Isn't it funny how certain qualities have only a fine line distinguishing them from another quality? Take confidence vs cockiness, for example. What comes across as confidence to one person might seem like overconfidence and arrogance to someone else. A person who does not know them personally might have a hard time deciding which it really is, confidence or cockiness. The same holds true for ingenuity vs insanity... what might come across as an act of madness at the time might later be revealed to be an act of brilliance. Inventors, trend-setters, and scientists often have to deal with this initial misunderstanding.
There are plenty of others... I can think of independence vs alienation and courageous vs reckless right now. Or how about admiration vs jealousy? That's something I find that as teens we may deal with a lot, whether we're conscious of it or not. There's a lot of competition in a typical high school student's life. Grades, for one, are always a source of contest. "Hey, what did so-and-so get on that last math test? 87? *fist pump* I got two points higher!" Or SATs and standardized tests, for example. And that's just academics. Competition gets fierce when it comes to high school sports or even music ensembles, where not everyone can participate so some sort of selection process is required. Sport try-outs can sometimes be difficult when it comes to making the cut for the team and then seeing who gets the most playing time. I'm lucky to go to a high school where our sports teams are really team-spirited and encouraging rather than cut-throat when it comes to practices and games, but I'm sure this is not the case in other schools.

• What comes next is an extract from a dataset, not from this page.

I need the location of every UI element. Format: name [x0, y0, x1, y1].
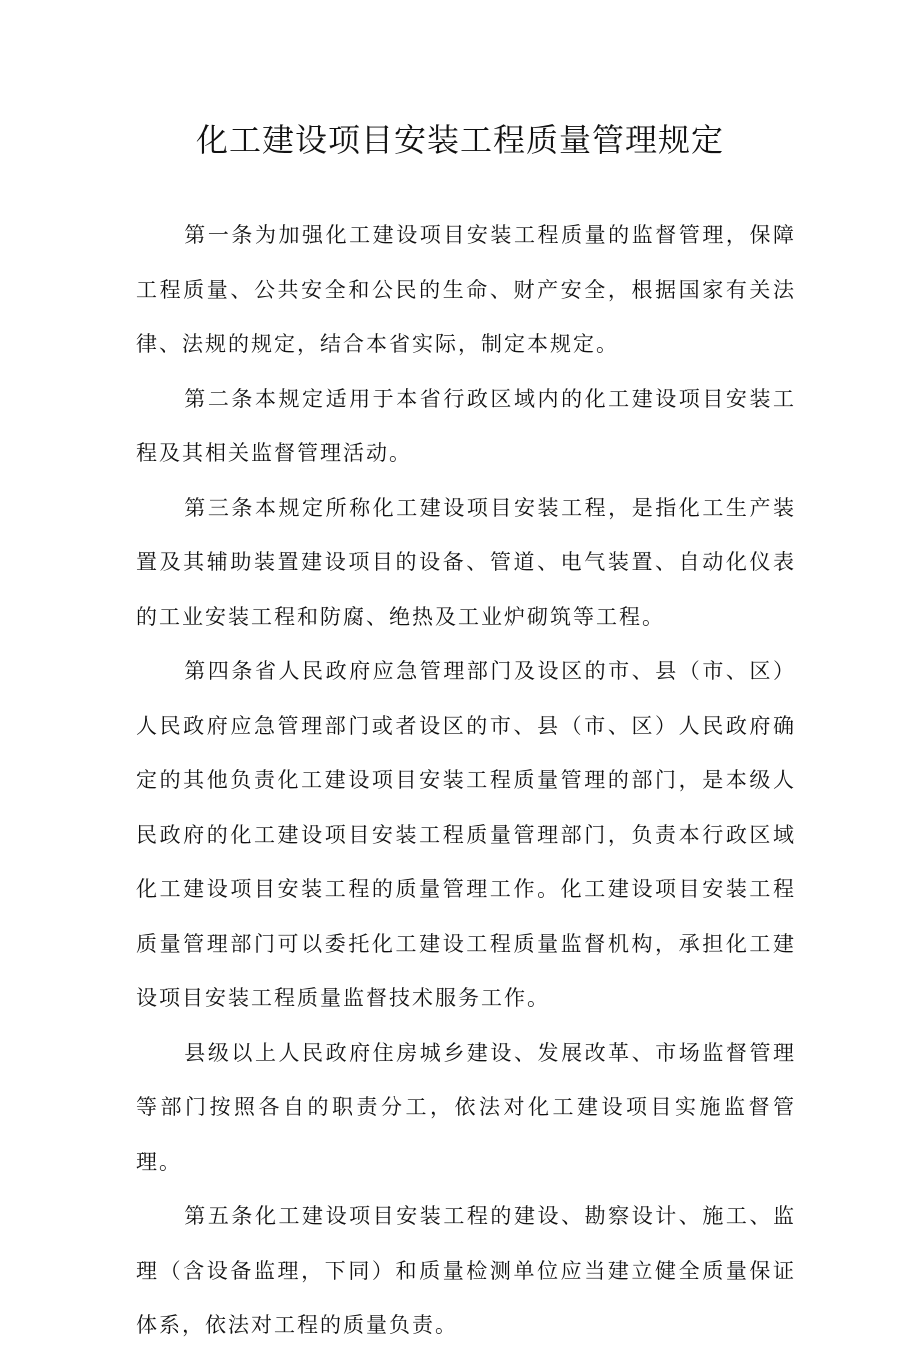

The same goes for musical ensembles and auditioning for chair seating, auditions for a school musical or drama production, and even club competitions. All of these are opportunities for a student to compare himself or herself to all the others. And when one student rises above the rest, does that inspire admiration or jealousy? I find it difficult to gauge my own reaction sometimes... on one hand, I have admiration and respect for anyone that can achieve such success. But if that person is someone I know as a friend, sometimes the feeling of "why not me" (in other words, jealousy) masks the admiration and turns my feelings into resentment.
This is especially hard for friends in a competitive setting, where both are trying out for a team or auditioning for a part in a play. One makes it to the top, the other falls. What's the result?
It's so hard to be able to say "I'm happy for you" honestly. Disappointment often gets in the way of true and selfless joy for a friend. The line between admiration (even if reluctant) and jealousy is important to distinguish in order to better understand your own emotions. Jealousy has negative connotations and usually feels bad and self-destructive, whereas learning to admire and respect a friend (or stranger) for what they do is much more inspiring and positive.